Nuevamente los argumentos para un posible ataque son verdaderamente
endebles. El principal es que Irán procesa material radiactivo
que puede utilizar para la producción de armas nucleares;
esto quiere decir que, si fuese así, Irán estaría
en la posibilidad de armarse de esta forma y atacar y destruir
a cualquier país que se le antoje. Estados Unidos, con
George Bush a la cabeza, plantea que Irán no puede ni
trabajar sobre este tipo de materiales, ni llegar a tenar armas
nucleares para su ataque o su defensa. Pero lo curioso está
en que, como todos sabemos, Estados Unidos sí posee,
y desde hace tiempo, este tipo de armas, y por lo tanto el hecho
de que pretenda invadir, impedir o castigar a quien intente
tenerlas representa una lógica demasiado torcida, pues
significa que los únicos que pueden tener armamentos
para destruir a sus enemigos o al mundo, son Estados Unidos
y sus aliados y por lo tanto los demás individuos o países
lo único que tienen que hacer es poner el cuello para
que se lo pisoteen los imperialistas del mundo, en pocas palabras,
deben someterse a todo lo que este país quiera, sin rechistar
para nada en ningún sentido. Los países, según
la visión de Estados Unidos, debe imitar por la buena
o por la mala el modelo económico y político de
éste país imperialista, que se considera a sí
mismo modelo del mundo pero, curiosamente, en éstos días
estamos siendo testigos de cómo en el interior de este
monstruo existe la más profunda desigualdad social, pues
con las marchas de los emigrantes en diferentes partes de Estados
Unidos, ha salido a la luz pública los salarios miserables
pagados a los trabajadores mexicanos, los empleos más
denigrantes y humillantes para los mexicanos que han cruzado
la frontera, la falta de derechos laborales y sociales para
los trabajadores mexicanos, el racismo y discriminación
con que son tratados, y a últimas fechas los despidos
injustificados, sin ningún apego al derecho laboral y
sin ninguna compensación económica a todos aquellos
mexicanos que han participado en las marchas por mejores condiciones
de vida en ese país y por un cambio en la política
migratoria. Las consecuencias todavía están por
verse y difícilmente, cuando menos en éste momento,
serán favorables a los migrantes mexicanos y son una
prueba contundente de que el país que se dice modelo
del mundo es el generador más cruel de un racismo indiscriminado.

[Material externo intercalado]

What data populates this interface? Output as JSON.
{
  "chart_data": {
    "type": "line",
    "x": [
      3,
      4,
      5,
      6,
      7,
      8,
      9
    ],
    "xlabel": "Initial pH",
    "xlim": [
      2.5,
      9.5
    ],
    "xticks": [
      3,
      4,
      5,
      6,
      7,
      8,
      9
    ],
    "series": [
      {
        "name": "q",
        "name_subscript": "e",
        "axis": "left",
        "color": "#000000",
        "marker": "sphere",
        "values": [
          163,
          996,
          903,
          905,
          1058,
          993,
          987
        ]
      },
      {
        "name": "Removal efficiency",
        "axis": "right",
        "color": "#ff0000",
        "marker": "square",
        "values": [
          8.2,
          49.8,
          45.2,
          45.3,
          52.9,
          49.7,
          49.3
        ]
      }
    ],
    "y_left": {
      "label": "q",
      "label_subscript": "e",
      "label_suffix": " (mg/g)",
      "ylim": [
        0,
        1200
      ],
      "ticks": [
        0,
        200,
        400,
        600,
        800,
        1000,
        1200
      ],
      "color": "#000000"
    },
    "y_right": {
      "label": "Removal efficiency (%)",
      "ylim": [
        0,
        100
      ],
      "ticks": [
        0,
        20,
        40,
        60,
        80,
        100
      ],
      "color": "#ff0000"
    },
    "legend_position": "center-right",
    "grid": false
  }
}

Y qué decir de los horrendos crímenes ocurridos
en este país y que salen a la luz pública cada
momento, del pandillerismo y la drogadicción que corroe
a los jóvenes y a muchos adultos de la sociedad norteamericana,
la prostitución, la mafia, y los escandalosos actos de
corrupción en ese país. No, definitivamente no
creo, no acepto, que el tipo de hombre y país que nos
plantean los norteamericanos y el imperialismo deban ser el
modelo de hombre y país al que todos debamos imitar por
la buena o por la mala, Estados unidos procede con los individuos
y países con la lógica de: yo si tengo derecho
a matarte y tu no tienes derecho a defenderte.